FiveThirtyEight Blog

The FiveThirtyEight news organization publishes on a daily basis investigations based on data. The organization is perhaps best known for it’s consolidation of political polling results, but there are many, many other investigation topics as well.

One way to scan relatively quickly through the available data is via their GitHub site. Don’t be put off by the techie-sounding name. Direct your browser to this address.

The page looks like this:

Each of the file-icon names, for instance, ahca-polls, points to a directory that usually contains a short description, a link to the FiveThirtyEight news story relating to the data, and one or more CSV-format data files.

To illustrate, let’s look at the religion-survey-results directory.

Follow the link to the CSV file and you’ll be presented with the data in text form, which you can copy and paste to your own file.

You can access the file directly from within R. Click on the “Raw” button to go to a new page, and copy its URL. In this case that’s:

file_url <- "https://raw.githubusercontent.com/fivethirtyeight/data/master/religion-survey/religion-survey-results.csv"
Survey <- readr::read_csv(file_url)
#  If in RStudio interactively,  the following command will let you see the data
# View(Survey) 

The names of variables in data collected by systems such as SurveyMonkey or Google Forms can be very verbose. You will want to change them to something more concise. Here’s a good way to do that.

Vnames <- tibble::data_frame(old_name = names(Survey), new_name = "")
readr::write_csv(Vnames, path = "~/Downloads/Survey_names.csv")

This will create a CSV file which you can open with whatever spreadsheet program or editor you prefer. (The name of the file, "Survey_names.csv" can be replaced with whatever you like, but keep the .csv ending.)

When editing the spreadsheet, fill in the new_name column with appropriate (short) variable names. It’s reasonable, for data sets with large numbers of variables, to name them with a sequence like V1, V2, V3, and so on, that can be automatically generated by the spreadsheet program. In any event, make sure all the new names are unique and valid as R names.

Once you’ve finished editing, save the file. Then read it back in to R and assign the names to the data frame:

Vnames <- readr::read_csv("~/Downloads/Survey_names.csv")
names(Survey) <- Vnames$new_name
save(Survey, file = "~/Downloads/Survey.rda")

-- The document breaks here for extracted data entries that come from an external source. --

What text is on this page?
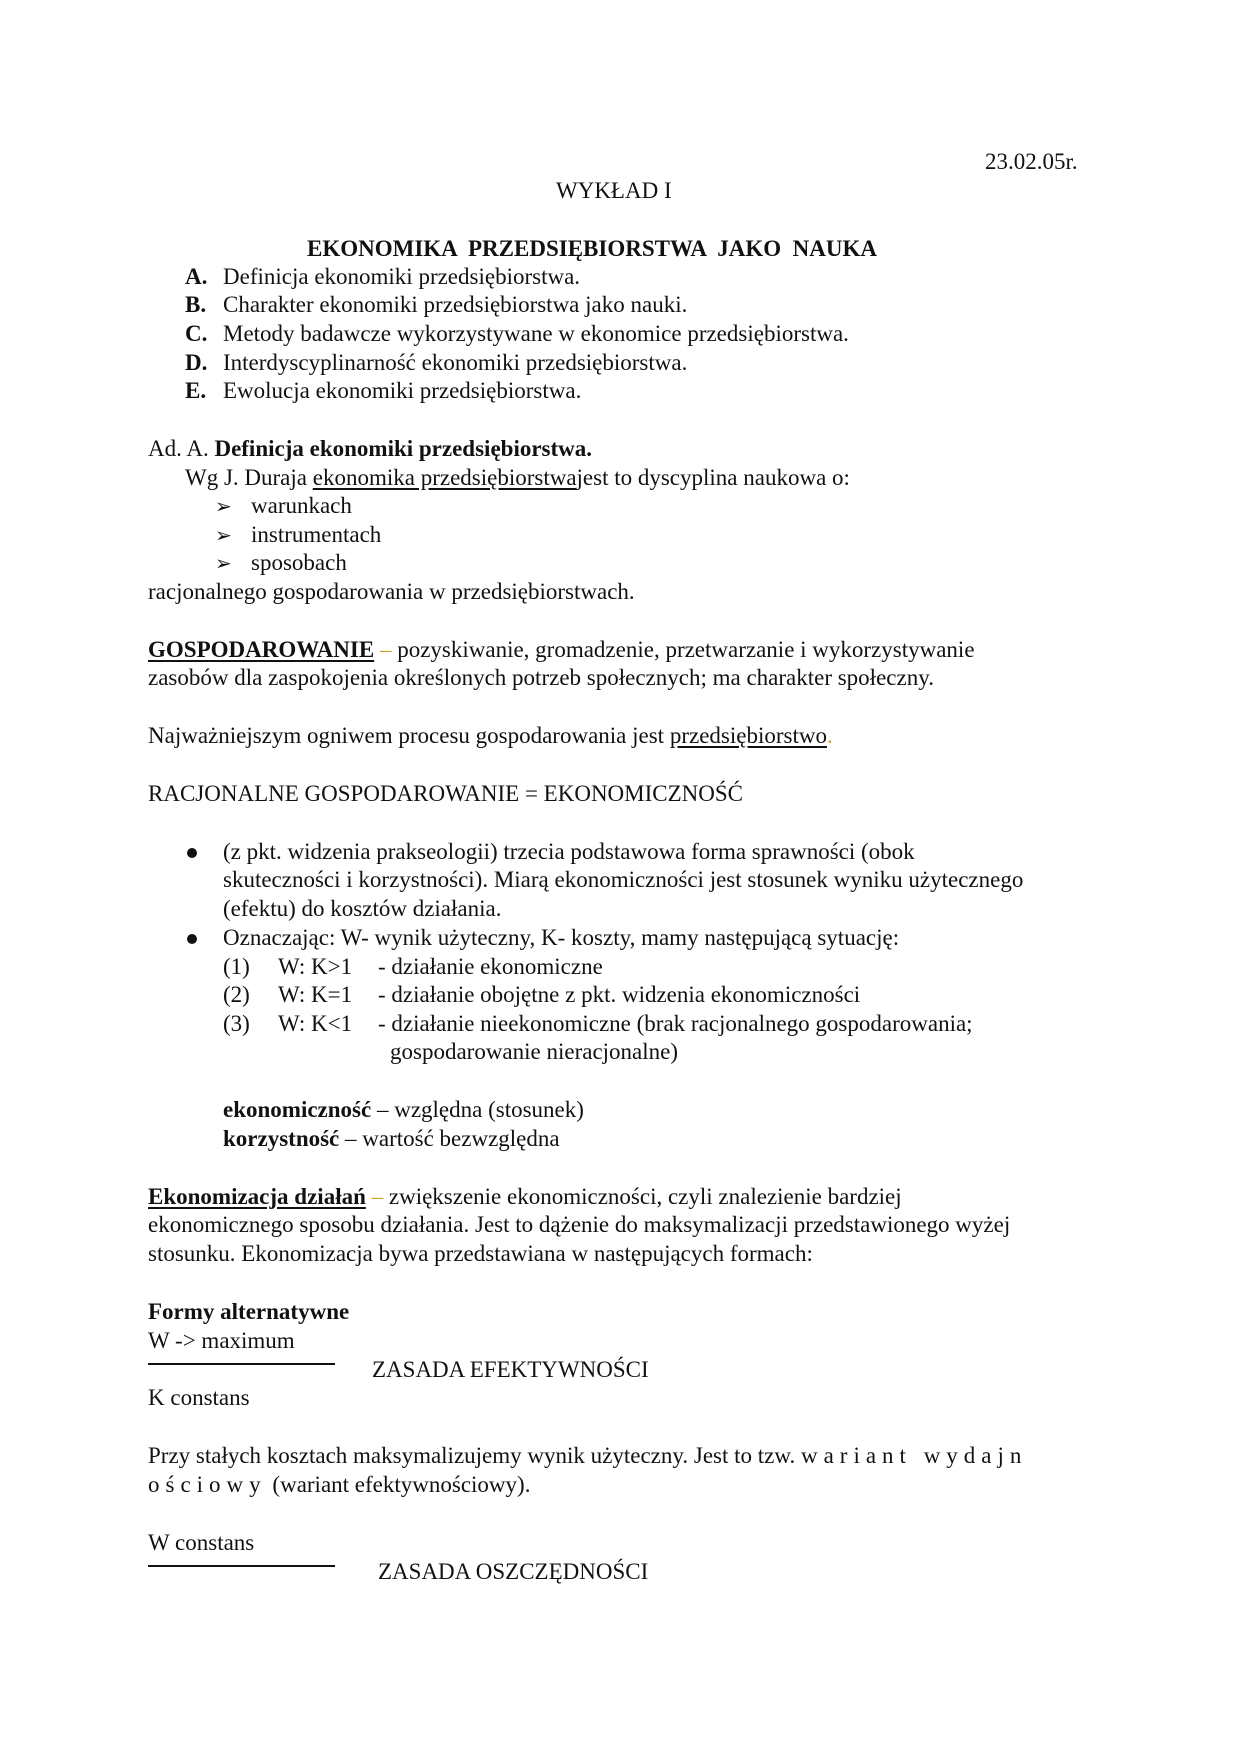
23.02.05r.
WYKŁAD I
EKONOMIKA  PRZEDSIĘBIORSTWA  JAKO  NAUKA
A. Definicja ekonomiki przedsiębiorstwa.
B. Charakter ekonomiki przedsiębiorstwa jako nauki.
C. Metody badawcze wykorzystywane w ekonomice przedsiębiorstwa.
D. Interdyscyplinarność ekonomiki przedsiębiorstwa.
E. Ewolucja ekonomiki przedsiębiorstwa.
Ad. A. Definicja ekonomiki przedsiębiorstwa.
Wg J. Duraja ekonomika przedsiębiorstwajest to dyscyplina naukowa o:
➢ warunkach
➢ instrumentach
➢ sposobach
racjonalnego gospodarowania w przedsiębiorstwach.
GOSPODAROWANIE – pozyskiwanie, gromadzenie, przetwarzanie i wykorzystywanie
zasobów dla zaspokojenia określonych potrzeb społecznych; ma charakter społeczny.
Najważniejszym ogniwem procesu gospodarowania jest przedsiębiorstwo.
RACJONALNE GOSPODAROWANIE = EKONOMICZNOŚĆ
(z pkt. widzenia prakseologii) trzecia podstawowa forma sprawności (obok
skuteczności i korzystności). Miarą ekonomiczności jest stosunek wyniku użytecznego
(efektu) do kosztów działania.
Oznaczając: W- wynik użyteczny, K- koszty, mamy następującą sytuację:
(1) W: K>1 - działanie ekonomiczne
(2) W: K=1 - działanie obojętne z pkt. widzenia ekonomiczności
(3) W: K<1 - działanie nieekonomiczne (brak racjonalnego gospodarowania;
gospodarowanie nieracjonalne)
ekonomiczność – względna (stosunek)
korzystność – wartość bezwzględna
Ekonomizacja działań – zwiększenie ekonomiczności, czyli znalezienie bardziej
ekonomicznego sposobu działania. Jest to dążenie do maksymalizacji przedstawionego wyżej
stosunku. Ekonomizacja bywa przedstawiana w następujących formach:
Formy alternatywne
W -> maximum
ZASADA EFEKTYWNOŚCI
K constans
Przy stałych kosztach maksymalizujemy wynik użyteczny. Jest to tzw. wariant wydajn
ościowy (wariant efektywnościowy).
W constans
ZASADA OSZCZĘDNOŚCI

Very often, the work is just starting here, since you may have to recode variables to make them easy to work with. There may be other elements of data cleaning needed as well. For instance, in this data set the first row is bogus, filled with "response" as the entry for all variables.

Survey <- Survey[-1,] # Delete the first row

Looking at a graphic of variables can help identify where there are problems …

library(ggformula)
gf_jitter(pray_motions ~ age | religion, data = Survey, width = 0.3, height = 0.3)

Notice that the levels of the pray_motions variable do not plot out in a sensible order. You would want to recode these. Doing such cleaning requires some suitable tool. It can be done in R, but some mastery of writing R scripts is required.